The report said Gysi wanted to introduce a parliamentary motion this spring, but some of her colleagues didn’t want to sign it because they were afraid of China.
“They feared a telephone call from the Chinese Embassy in Bern, or didn’t want to ruin their relationships with Beijing,” she was quoted as sayings.
In her motion, Gysi was reported to have called for an appraisal of the human rights dialogue that Switzerland had conducted with China since 1991 “in confidentiality.” She has asked the government to evaluate the results of this dialogue and publish a report.
The report noted that in June this year, the 16th round of this dialogue took place and it quoted press releases from the Foreign Office as saying these talks allowed “an open and mutually critical discussion on international and national human rights questions”.
The report noted that while all the other Free Trade Agreements Switzerland had signed in recent years affirmed a commitment to human rights and the UN human rights declaration, the one with China, in force since summer 2014, lacked any commitment to human rights. As a result, there is no guarantee, for example, that goods produced by forced labour will not enter the Swiss market under favourable import conditions, it added.
Chinese attempts to interfere in Swiss affairs were stated to be highly intrusive.
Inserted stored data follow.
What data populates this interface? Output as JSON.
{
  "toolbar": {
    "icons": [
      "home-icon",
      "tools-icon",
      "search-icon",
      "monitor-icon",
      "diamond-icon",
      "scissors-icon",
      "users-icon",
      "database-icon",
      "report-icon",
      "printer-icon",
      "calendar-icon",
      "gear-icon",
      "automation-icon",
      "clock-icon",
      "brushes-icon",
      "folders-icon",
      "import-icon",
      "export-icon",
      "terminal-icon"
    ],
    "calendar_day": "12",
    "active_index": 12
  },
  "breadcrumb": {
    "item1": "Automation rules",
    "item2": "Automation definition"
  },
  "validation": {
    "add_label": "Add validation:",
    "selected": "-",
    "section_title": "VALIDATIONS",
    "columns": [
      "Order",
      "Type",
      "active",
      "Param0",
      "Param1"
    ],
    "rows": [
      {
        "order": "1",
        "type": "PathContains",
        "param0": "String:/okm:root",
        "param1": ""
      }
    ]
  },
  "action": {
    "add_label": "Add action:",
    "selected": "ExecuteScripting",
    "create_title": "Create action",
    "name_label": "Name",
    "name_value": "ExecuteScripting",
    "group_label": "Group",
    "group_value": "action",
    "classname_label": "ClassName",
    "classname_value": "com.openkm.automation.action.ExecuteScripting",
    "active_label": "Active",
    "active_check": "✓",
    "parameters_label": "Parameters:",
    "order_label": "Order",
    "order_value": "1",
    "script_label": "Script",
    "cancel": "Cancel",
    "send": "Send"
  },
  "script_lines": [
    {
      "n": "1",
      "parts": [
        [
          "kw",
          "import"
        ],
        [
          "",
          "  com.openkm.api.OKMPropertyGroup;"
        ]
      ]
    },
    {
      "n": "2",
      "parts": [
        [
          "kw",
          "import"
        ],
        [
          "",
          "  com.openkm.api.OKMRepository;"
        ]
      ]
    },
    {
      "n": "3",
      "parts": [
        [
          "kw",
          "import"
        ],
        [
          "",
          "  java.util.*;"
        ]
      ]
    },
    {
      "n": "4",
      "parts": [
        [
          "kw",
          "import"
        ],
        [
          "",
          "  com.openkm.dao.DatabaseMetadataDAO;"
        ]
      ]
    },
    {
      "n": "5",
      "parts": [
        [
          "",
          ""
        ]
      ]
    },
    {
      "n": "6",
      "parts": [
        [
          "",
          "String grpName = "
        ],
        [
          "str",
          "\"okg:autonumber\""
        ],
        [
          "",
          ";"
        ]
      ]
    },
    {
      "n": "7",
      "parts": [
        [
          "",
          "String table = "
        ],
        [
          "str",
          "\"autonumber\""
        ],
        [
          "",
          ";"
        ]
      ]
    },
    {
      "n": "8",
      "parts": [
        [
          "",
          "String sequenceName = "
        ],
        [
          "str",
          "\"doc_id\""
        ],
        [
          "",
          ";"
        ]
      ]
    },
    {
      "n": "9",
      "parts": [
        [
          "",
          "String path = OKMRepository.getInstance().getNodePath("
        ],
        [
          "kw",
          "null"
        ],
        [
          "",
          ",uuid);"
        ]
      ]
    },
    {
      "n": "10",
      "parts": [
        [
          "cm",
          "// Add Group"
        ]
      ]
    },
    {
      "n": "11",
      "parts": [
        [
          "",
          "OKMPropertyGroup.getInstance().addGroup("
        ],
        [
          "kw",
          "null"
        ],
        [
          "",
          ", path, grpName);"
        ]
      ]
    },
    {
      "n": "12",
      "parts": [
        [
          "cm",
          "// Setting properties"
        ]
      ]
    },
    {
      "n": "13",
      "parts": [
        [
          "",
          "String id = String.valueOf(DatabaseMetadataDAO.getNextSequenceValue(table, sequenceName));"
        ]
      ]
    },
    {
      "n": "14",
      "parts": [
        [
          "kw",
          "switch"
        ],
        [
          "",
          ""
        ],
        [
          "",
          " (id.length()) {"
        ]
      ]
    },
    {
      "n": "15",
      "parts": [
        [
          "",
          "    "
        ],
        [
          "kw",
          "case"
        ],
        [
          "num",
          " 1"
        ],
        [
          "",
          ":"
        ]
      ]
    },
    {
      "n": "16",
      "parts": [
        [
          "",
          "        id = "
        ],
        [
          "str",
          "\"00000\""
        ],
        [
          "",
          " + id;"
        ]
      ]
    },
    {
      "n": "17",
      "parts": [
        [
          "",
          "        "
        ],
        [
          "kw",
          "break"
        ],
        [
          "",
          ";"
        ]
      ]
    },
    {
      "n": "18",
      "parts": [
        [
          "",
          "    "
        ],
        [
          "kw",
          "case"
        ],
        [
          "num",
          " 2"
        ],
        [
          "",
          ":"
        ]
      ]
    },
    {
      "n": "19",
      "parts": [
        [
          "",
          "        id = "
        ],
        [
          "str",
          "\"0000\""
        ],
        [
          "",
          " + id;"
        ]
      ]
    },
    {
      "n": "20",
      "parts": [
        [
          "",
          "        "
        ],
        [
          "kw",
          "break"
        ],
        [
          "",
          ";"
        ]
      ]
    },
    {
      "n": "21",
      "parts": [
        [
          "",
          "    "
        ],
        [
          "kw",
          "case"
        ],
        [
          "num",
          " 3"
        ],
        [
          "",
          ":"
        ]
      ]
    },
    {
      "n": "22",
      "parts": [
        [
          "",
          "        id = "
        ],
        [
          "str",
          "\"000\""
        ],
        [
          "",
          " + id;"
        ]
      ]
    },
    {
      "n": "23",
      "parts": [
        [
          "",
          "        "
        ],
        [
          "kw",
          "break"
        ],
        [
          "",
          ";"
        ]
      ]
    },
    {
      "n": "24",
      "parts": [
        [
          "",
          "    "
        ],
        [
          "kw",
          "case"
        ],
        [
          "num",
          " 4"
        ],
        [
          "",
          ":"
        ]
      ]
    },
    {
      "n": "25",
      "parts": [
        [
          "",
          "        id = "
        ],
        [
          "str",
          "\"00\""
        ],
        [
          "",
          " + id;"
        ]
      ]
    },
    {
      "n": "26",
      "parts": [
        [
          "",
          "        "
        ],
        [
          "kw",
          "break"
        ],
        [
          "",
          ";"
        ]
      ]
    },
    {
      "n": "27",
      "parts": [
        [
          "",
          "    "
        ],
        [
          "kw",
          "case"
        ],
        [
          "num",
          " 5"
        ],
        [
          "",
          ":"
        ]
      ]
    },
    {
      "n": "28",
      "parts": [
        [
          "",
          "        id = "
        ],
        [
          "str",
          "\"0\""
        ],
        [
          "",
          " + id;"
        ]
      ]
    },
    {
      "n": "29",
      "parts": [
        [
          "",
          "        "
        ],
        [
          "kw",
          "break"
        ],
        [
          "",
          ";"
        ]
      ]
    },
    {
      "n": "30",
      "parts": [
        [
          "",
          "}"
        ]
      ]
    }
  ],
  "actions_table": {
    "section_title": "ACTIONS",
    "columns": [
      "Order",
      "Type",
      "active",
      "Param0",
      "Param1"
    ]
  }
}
The report quoted Christa Markwalder, a member of parliament from the Free Democrats, as saying that eight years ago, as president of the foreign policy parliamentary committee, she was asked by the Chinese embassy in Bern, by telephone, on a question of a parliamentary interpellation “not to put the motion on the agenda”. But she pushed back by explaining “our democratic system, which works quite differently from the Chinese system”.
The report said China was particularly sensitive when it came to Tibet. It said the Swiss intelligence agency had noted this in its 2016 status report, which made “China’s increasing strength and its ascent to a global power player” one of its key focuses. China’s “self-confident and demanding conduct” was particularly keenly felt by the Tibetan exile community in Switzerland, the report was quoted as saying.
In this context, the Swiss government has not given Tibet’s exiled spiritual leader, the 83-year-old Dalai Lama, an official reception since 2005, including during his 15th visit in September this year, because China has labeled him as a separatist.